Here is the sharpened jpg, and the resulting svg in which we have preserved an outline of the subject's arms:

Rsvg-convert

To convert an svg back to a pixel format:

$ rsvg-convert onepiece_sharp.svg > onepiece_sharp.png

Gnuplot

gnuplot is an interactive program which can be used to plot a function:

$ gnuplot
> set terminal png size 400,300
> set output "sin.png"
> plot sin(x)
> quit

gnuplot can be used in a noninteractive way with the -e flag. Separate statements with semicolons:

$ gnuplot -e 'set terminal png size 400,300; set output "sin.png"; plot sin(x)'

It is also possible to put statements in a file and run them like a script. Note the technique for passing in an argument on the command line:

$ cat sin.gnuplot
set terminal png size 400,300
set output path
plot sin(x)

$ gnuplot -e "path='sin.png'" sin.gnuplot

It is possible to replace the "sin(x)" in the legend with a different string, or to remove the legend entirely:

> plot sin(x) title "sine function"

> plot sin(x) notitle

It is possible to set the lengths of the x and y axes:

$ gnuplot
> set terminal png size 400,300
> set output "sin_range.png"
> plot [-7.0:7.0] [-1.2:1.2] sin(x)
> quit

Multiple functions can be plotted:

$ gnuplot
> set terminal png size 400,300
> set output "superimpose.png"
> plot sin(x),cos(x)
> quit

gnuplot can be used to plot data. A histogram is a good way to summarize univariate data. This example shows the number of words by word length in a dictionary:

$ awk '{ print length($0)}' /usr/share/dict/words > words.txt

$ gnuplot
> set terminal png size 400,300
> set output "words.png"
> binwidth=1
> bin(x,width)=width*floor(x/width)
> plot "words.txt" using (bin($1,binwidth)):(1.0) smooth freq with boxes
> quit

The most general way to plot bivariate data is with a scatterplot.

$ gnuplot
> set terminal png size 400,300
> set output "scatter.png"
> plot "scatter.tab" with points
> quit

The file scatter.tab is just generated data.

When reading a file of data, gnuplot ignores lines that start with #. It expects the columns to be whitespace delimited. If there are more than two columns of data, a using X:Y clause can be added to the plot statement to specify the number of x column and the y column.

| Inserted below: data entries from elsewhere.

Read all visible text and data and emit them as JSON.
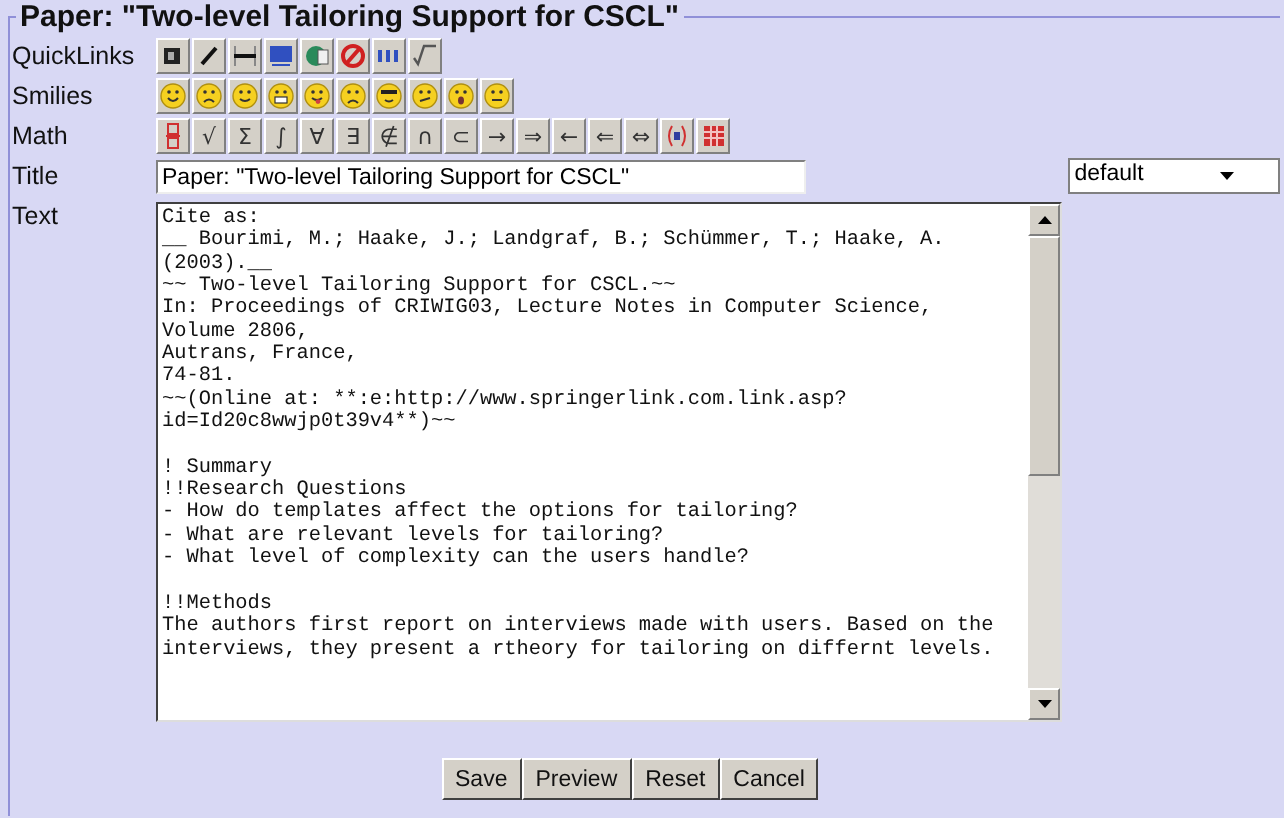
{
  "form": {
    "legend": "Paper: \"Two-level Tailoring Support for CSCL\"",
    "quicklinks": {
      "label": "QuickLinks",
      "buttons": [
        {
          "kind": "bold"
        },
        {
          "kind": "italic"
        },
        {
          "kind": "rule"
        },
        {
          "kind": "abbr"
        },
        {
          "kind": "globe"
        },
        {
          "kind": "forbidden"
        },
        {
          "kind": "list"
        },
        {
          "kind": "root"
        }
      ]
    },
    "smilies": {
      "label": "Smilies",
      "buttons": [
        {
          "kind": "smile"
        },
        {
          "kind": "sad"
        },
        {
          "kind": "wink"
        },
        {
          "kind": "grin"
        },
        {
          "kind": "tongue"
        },
        {
          "kind": "frown"
        },
        {
          "kind": "cool"
        },
        {
          "kind": "smirk"
        },
        {
          "kind": "surprised"
        },
        {
          "kind": "neutral"
        }
      ]
    },
    "math": {
      "label": "Math",
      "buttons": [
        {
          "kind": "fraction"
        },
        {
          "kind": "glyph",
          "symbol": "√"
        },
        {
          "kind": "glyph",
          "symbol": "Σ"
        },
        {
          "kind": "glyph",
          "symbol": "∫"
        },
        {
          "kind": "glyph",
          "symbol": "∀"
        },
        {
          "kind": "glyph",
          "symbol": "∃"
        },
        {
          "kind": "glyph",
          "symbol": "∉"
        },
        {
          "kind": "glyph",
          "symbol": "∩"
        },
        {
          "kind": "glyph",
          "symbol": "⊂"
        },
        {
          "kind": "glyph",
          "symbol": "→"
        },
        {
          "kind": "glyph",
          "symbol": "⇒"
        },
        {
          "kind": "glyph",
          "symbol": "←"
        },
        {
          "kind": "glyph",
          "symbol": "⇐"
        },
        {
          "kind": "glyph",
          "symbol": "⇔"
        },
        {
          "kind": "paren"
        },
        {
          "kind": "matrix"
        }
      ]
    },
    "title": {
      "label": "Title",
      "value": "Paper: \"Two-level Tailoring Support for CSCL\"",
      "select": "default"
    },
    "text": {
      "label": "Text",
      "value": "Cite as:\n__ Bourimi, M.; Haake, J.; Landgraf, B.; Schümmer, T.; Haake, A.\n(2003).__\n~~ Two-level Tailoring Support for CSCL.~~\nIn: Proceedings of CRIWIG03, Lecture Notes in Computer Science,\nVolume 2806,\nAutrans, France,\n74-81.\n~~(Online at: **:e:http://www.springerlink.com.link.asp?\nid=Id20c8wwjp0t39v4**)~~\n\n! Summary\n!!Research Questions\n- How do templates affect the options for tailoring?\n- What are relevant levels for tailoring?\n- What level of complexity can the users handle?\n\n!!Methods\nThe authors first report on interviews made with users. Based on the\ninterviews, they present a rtheory for tailoring on differnt levels."
    },
    "buttons": [
      "Save",
      "Preview",
      "Reset",
      "Cancel"
    ]
  }
}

The man page for gnuplot is brief, but the online documentation is extensive. Use the help command to see general documentation, or help FUNC to see documentation on a specifics function:

$ gnuplot
> help
> help plot

If there is a functional relationship in the data, such as time series data, then a line graph is appropriate.

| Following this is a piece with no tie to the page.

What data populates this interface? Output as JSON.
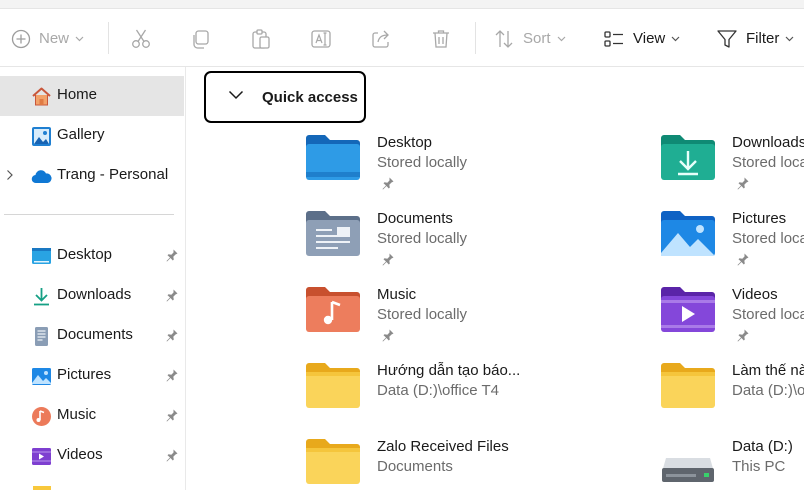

For this example we are using a web server access log. The entries are one per line and look like this:

74.87.40.82 - - [07/Sep/2014:06:55:23 +0000] "GET /numerical-analysis HTTP/1.1" 200 71155 "-" "Mozilla/5.0 (Windows NT 6.1; WOW64) AppleWebKit/537.36 (KHTML, like Gecko) Chrome/36.0.1985.143 Safari/537.36"
74.87.40.82 - - [07/Sep/2014:06:55:24 +0000] "GET /favicon.gif HTTP/1.1" 304 0 "-" "Mozilla/5.0 (Windows NT 6.1; WOW64) AppleWebKit/537.36 (KHTML, like Gecko) Chrome/36.0.1985.143 Safari/537.36"

We pull out the timestamps and count the number per hour:

$ awk '{print substr($4, 2, 14)}' access.log > hours.txt

$ awk '{cnt[$1] +=1 } END {for (i in cnt) print i, cnt[i]}' < hours.txt | sort > by_hour.txt

Here is the result: by_hour.txt

Then we plot it:

$ gnuplot
> set terminal png size 400,300
> set output "by_hour.png"
> set xdata time
> set timefmt "%d/%b/%Y:%H"
> plot "by_hour.txt" using 1:2 with lines
> quit

The set timefmt command uses the same notation as strftime from the C standard library.

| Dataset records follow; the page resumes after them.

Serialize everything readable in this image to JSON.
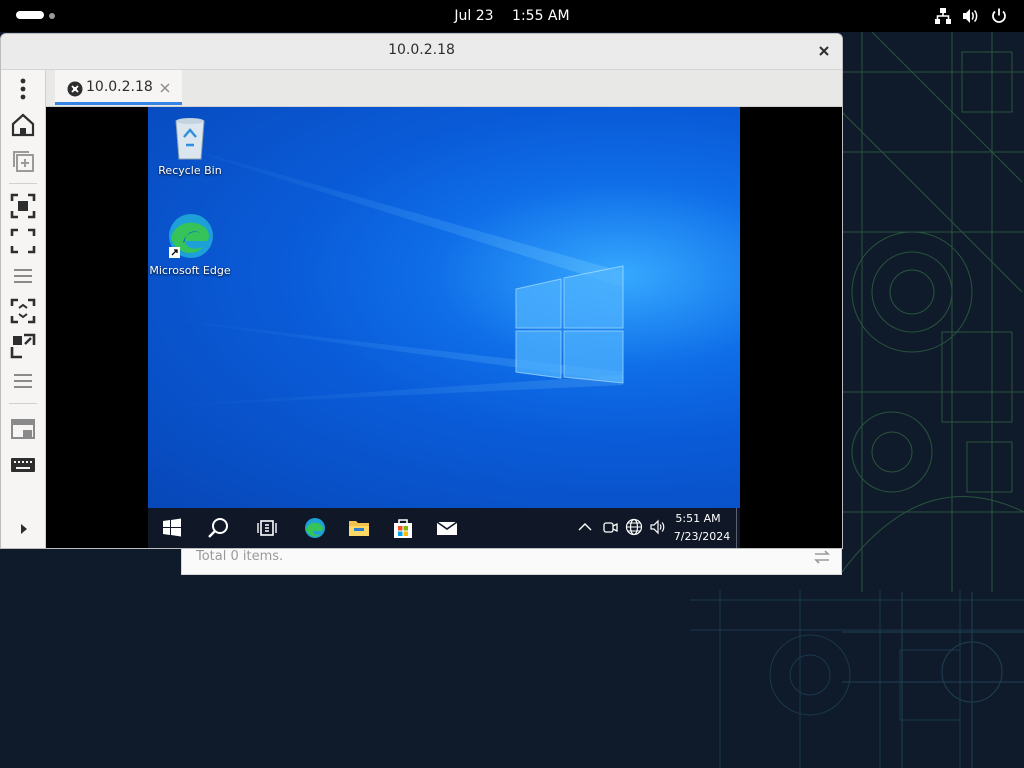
{
  "topbar": {
    "date": "Jul 23",
    "time": "1:55 AM"
  },
  "window": {
    "title": "10.0.2.18",
    "tab_label": "10.0.2.18"
  },
  "behind_window": {
    "status": "Total 0 items."
  },
  "remote_desktop": {
    "icons": [
      {
        "label": "Recycle Bin",
        "icon": "recycle-bin-icon"
      },
      {
        "label": "Microsoft Edge",
        "icon": "edge-icon"
      }
    ],
    "taskbar": {
      "time": "5:51 AM",
      "date": "7/23/2024"
    }
  },
  "colors": {
    "accent": "#3584e4",
    "desktop_blue": "#0a5bd8",
    "taskbar": "#101827"
  }
}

The dates on the x-axis are crowded and hard to read. We can fix it by adding these two statements to the gnuplot session before we call plot.

> set format x '%m/%d'
> set xtics '08/Sep/2014:00', 2 * 24 * 60 * 60, '14/Sep/2014:00'

The set format x sets the format of the tics on the x-axis. The set xtics command controls where they occur. The first and last timestamp must be specified in the format of the set timefmt command. The middle argument is the distance between tics in seconds.

Montage

montage is part of the ImageMagick tool suite. Use it to paste multiple images together into a single image:

montage -geometry +0+0 words.png scatter.png montage.png

To stack the images on top of each other, use the -tile option to control the number of input images per row:

$ montage -tile 1x -geometry +0+0 words.png scatter.png stack.png

Also convert foo.png bar.png +append for left-to-right.

And convert foo.png bar.png -append for top-to-bottom.

Graphviz

dot is part of the Graphviz suite of tools.

dot takes as input files which contain the DOT graph description language.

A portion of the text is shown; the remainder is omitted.